Further, the company will invest around Rs. 132.84 crore for setting up new projects at Proposed Facility 1 and Rs. 100.71 crore for setting up new projects at Proposed Facility 2. It will also allocate about Rs. 18.70 crore towards capital expenditure at Existing Facility 2.
The remaining funds will be used for general corporate purposes to support business operations and future growth initiatives. This allocation aims to reduce debt, expand manufacturing capacity, and enhance operational efficiency.
Financial Analysis of Omnitech Engineering Limited
Coming into financial highlights, Omnitech Engineering Limited’s consolidated revenue from operations has increased from Rs. 178.18 crore in FY24 to Rs. 342.91 crore in FY25, which represents a growth of 92.45 percent. The net profit has increased 131.99 percent, from Rs. 18.91 crore in FY24 to Rs. 43.87 crore in FY25.
In the H1 FY26, Omnitech Engineering Limited has reported a consolidated revenue from operations of Rs. 228.17 crore and a net profit of Rs. 27.78 crore. Omnitech Engineering Limited has a PAT Margin of 11.74 percent and an EBITDA Margin of 30.72 percent.
Further, Omnitech Engineering Limited’s revenue and net profit have grown at a CAGR of 39.06 percent and 16.55 percent, respectively, over the last two years. In terms of return ratios, the company’s ROE and ROCE stand at 12.07 percent and 9.19 percent, respectively. Omnitech Engineering Limited has an earnings per share (EPS) of Rs. 4.17, and its debt-to-equity ratio is 1.65x.
Omnitech Engineering Limited vs Peers
Omnitech Engineering Limited reported total income of Rs. 349.71 crore with a RoNW of 21.46 percent. In comparison, Azad Engineering Limited recorded total income of Rs. 467.95 crore with a RoNW of 6.21 percent, while Unimech Aerospace and Manufacturing Limited posted total income of Rs. 267.69 crore and a RoNW of 12.48 percent.

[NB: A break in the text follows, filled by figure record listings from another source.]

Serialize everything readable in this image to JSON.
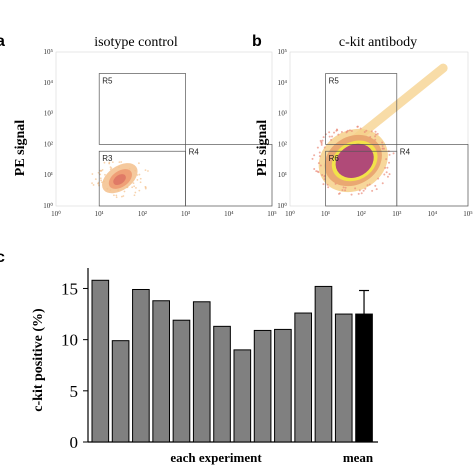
{
  "panels": {
    "a": {
      "letter": "a"
    },
    "b": {
      "letter": "b"
    },
    "c": {
      "letter": "c"
    }
  },
  "flow_tick_labels": [
    "10⁰",
    "10¹",
    "10²",
    "10³",
    "10⁴",
    "10⁵"
  ],
  "chart_data": [
    {
      "type": "scatter",
      "panel": "a",
      "title": "isotype control",
      "ylabel": "PE signal",
      "xlabel": "",
      "xscale": "log",
      "yscale": "log",
      "xlim": [
        1,
        100000
      ],
      "ylim": [
        1,
        100000
      ],
      "gates": [
        {
          "name": "R5",
          "x": [
            10,
            1000
          ],
          "y": [
            100,
            20000
          ]
        },
        {
          "name": "R3",
          "x": [
            10,
            1000
          ],
          "y": [
            1,
            60
          ]
        },
        {
          "name": "R4",
          "x": [
            1000,
            100000
          ],
          "y": [
            1,
            100
          ]
        }
      ],
      "population": {
        "center": [
          30,
          8
        ],
        "spread": "low"
      },
      "colors": {
        "outer": "#f3c08c",
        "mid": "#ee9a72",
        "core": "#e07a66"
      }
    },
    {
      "type": "scatter",
      "panel": "b",
      "title": "c-kit  antibody",
      "ylabel": "PE signal",
      "xlabel": "",
      "xscale": "log",
      "yscale": "log",
      "xlim": [
        1,
        100000
      ],
      "ylim": [
        1,
        100000
      ],
      "gates": [
        {
          "name": "R5",
          "x": [
            10,
            1000
          ],
          "y": [
            100,
            20000
          ]
        },
        {
          "name": "R6",
          "x": [
            10,
            1000
          ],
          "y": [
            1,
            60
          ]
        },
        {
          "name": "R4",
          "x": [
            1000,
            100000
          ],
          "y": [
            1,
            100
          ]
        }
      ],
      "population": {
        "center": [
          60,
          30
        ],
        "spread": "high"
      },
      "colors": {
        "outer": "#f6d08a",
        "mid": "#e8a36e",
        "rim": "#f2e24a",
        "core": "#b04a78"
      }
    },
    {
      "type": "bar",
      "panel": "c",
      "ylabel": "c-kit positive (%)",
      "xlabel": "each experiment",
      "mean_label": "mean",
      "ylim": [
        0,
        17
      ],
      "yticks": [
        0,
        5,
        10,
        15
      ],
      "values": [
        15.8,
        9.9,
        14.9,
        13.8,
        11.9,
        13.7,
        11.3,
        9.0,
        10.9,
        11.0,
        12.6,
        15.2,
        12.5
      ],
      "mean": {
        "value": 12.5,
        "error": 2.3
      },
      "colors": {
        "bar": "#808080",
        "mean": "#000000",
        "outline": "#000000"
      }
    }
  ]
}
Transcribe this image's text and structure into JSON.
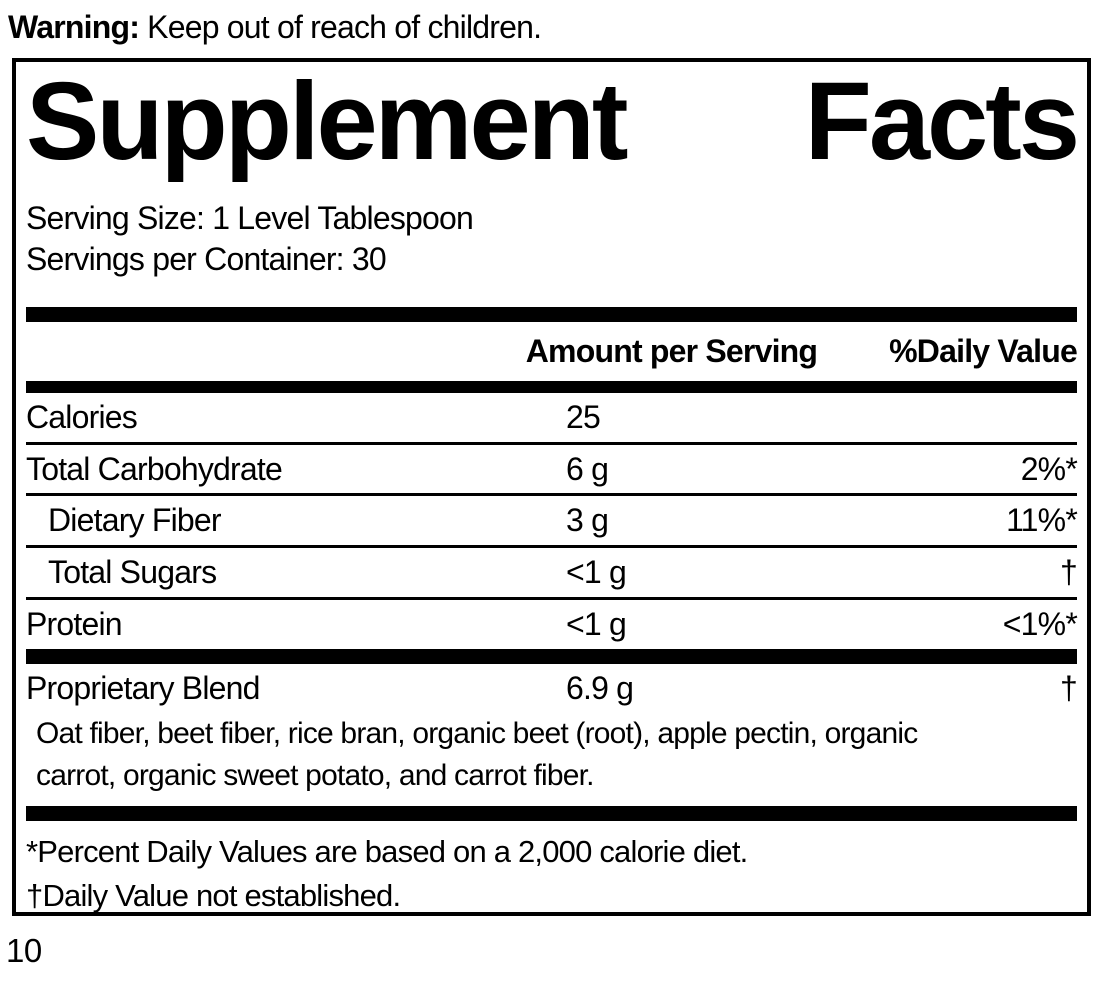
{
  "page": {
    "warning_label": "Warning:",
    "warning_text": " Keep out of reach of children.",
    "page_number": "10"
  },
  "label": {
    "title_words": [
      "Supplement",
      "Facts"
    ],
    "serving_size": "Serving Size: 1 Level Tablespoon",
    "servings_per_container": "Servings per Container: 30",
    "columns": {
      "amount": "Amount per Serving",
      "daily_value": "%Daily Value"
    },
    "rows": [
      {
        "name": "Calories",
        "amount": "25",
        "dv": ""
      },
      {
        "name": "Total Carbohydrate",
        "amount": "6 g",
        "dv": "2%*"
      },
      {
        "name": "Dietary Fiber",
        "amount": "3 g",
        "dv": "11%*"
      },
      {
        "name": "Total Sugars",
        "amount": "<1 g",
        "dv": "†"
      },
      {
        "name": "Protein",
        "amount": "<1 g",
        "dv": "<1%*"
      }
    ],
    "blend": {
      "name": "Proprietary Blend",
      "amount": "6.9 g",
      "dv": "†",
      "description_lines": [
        "Oat fiber, beet fiber, rice bran, organic beet (root), apple pectin, organic",
        "carrot, organic sweet potato, and carrot fiber."
      ]
    },
    "footnotes": [
      "*Percent Daily Values are based on a 2,000 calorie diet.",
      "†Daily Value not established."
    ],
    "colors": {
      "ink": "#000000",
      "paper": "#ffffff"
    }
  }
}
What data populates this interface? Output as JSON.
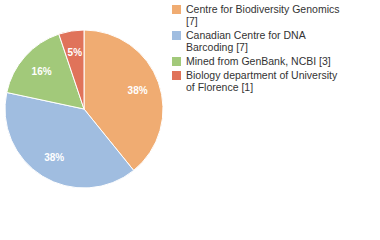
{
  "chart_data": {
    "type": "pie",
    "categories": [
      "Centre for Biodiversity Genomics [7]",
      "Canadian Centre for DNA Barcoding [7]",
      "Mined from GenBank, NCBI [3]",
      "Biology department of University of Florence [1]"
    ],
    "values": [
      38,
      38,
      16,
      5
    ],
    "value_labels": [
      "38%",
      "38%",
      "16%",
      "5%"
    ],
    "colors": [
      "#f0ac72",
      "#a0bde0",
      "#a2c97a",
      "#e0735a"
    ],
    "data_labels": true,
    "legend": "top-right"
  }
}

PTC Industries Limited reported total income of Rs. 342.23 crore with a RoNW of 4.40 percent. MTAR Technologies Limited achieved a total income of Rs. 681.15 crore and a RoNW of 7.26 percent. Dynamatic Technologies Limited recorded total income of Rs. 1,426.60 crore with a RoNW of 6.00 percent.
Omnitech Engineering Limited’s net asset value per share stands at Rs. 19.82, compared to Rs. 215.70 for Azad Engineering Limited, Rs. 131.53 for Unimech Aerospace and Manufacturing Limited, Rs. 925.42 for PTC Industries Limited, Rs. 236.97 for MTAR Technologies Limited, and Rs. 1,056.48 for Dynamatic Technologies Limited.
Strengths of Omnitech Engineering Limited
- Strong promoter leadership with deep engineering and manufacturing expertise.
- Established manufacturing facilities strategically located within Gujarat industrial ecosystem.
- Diversified customer base across multiple industrial and engineering segments.
- Structured governance framework aligned with Companies Act and SEBI regulations.
- Planned capacity expansion through proposed facilities supports future growth.
Weaknesses of Omnitech Engineering Limited
- Revenue depends on industrial demand and capital expenditure cycles.
- High working capital requirements may affect short term liquidity position.
- Manufacturing operations face risks from supply chain disruptions.
- Competitive industry environment may pressure pricing and profit margins.
- Significant reliance on promoter leadership for strategic direction.
Omnitech Engineering Limited IPO offers investors exposure to India’s precision engineering sector. The company combines manufacturing capabilities with expansion plans. Investors should evaluate financials, risks, valuation, and grey market signals before investing.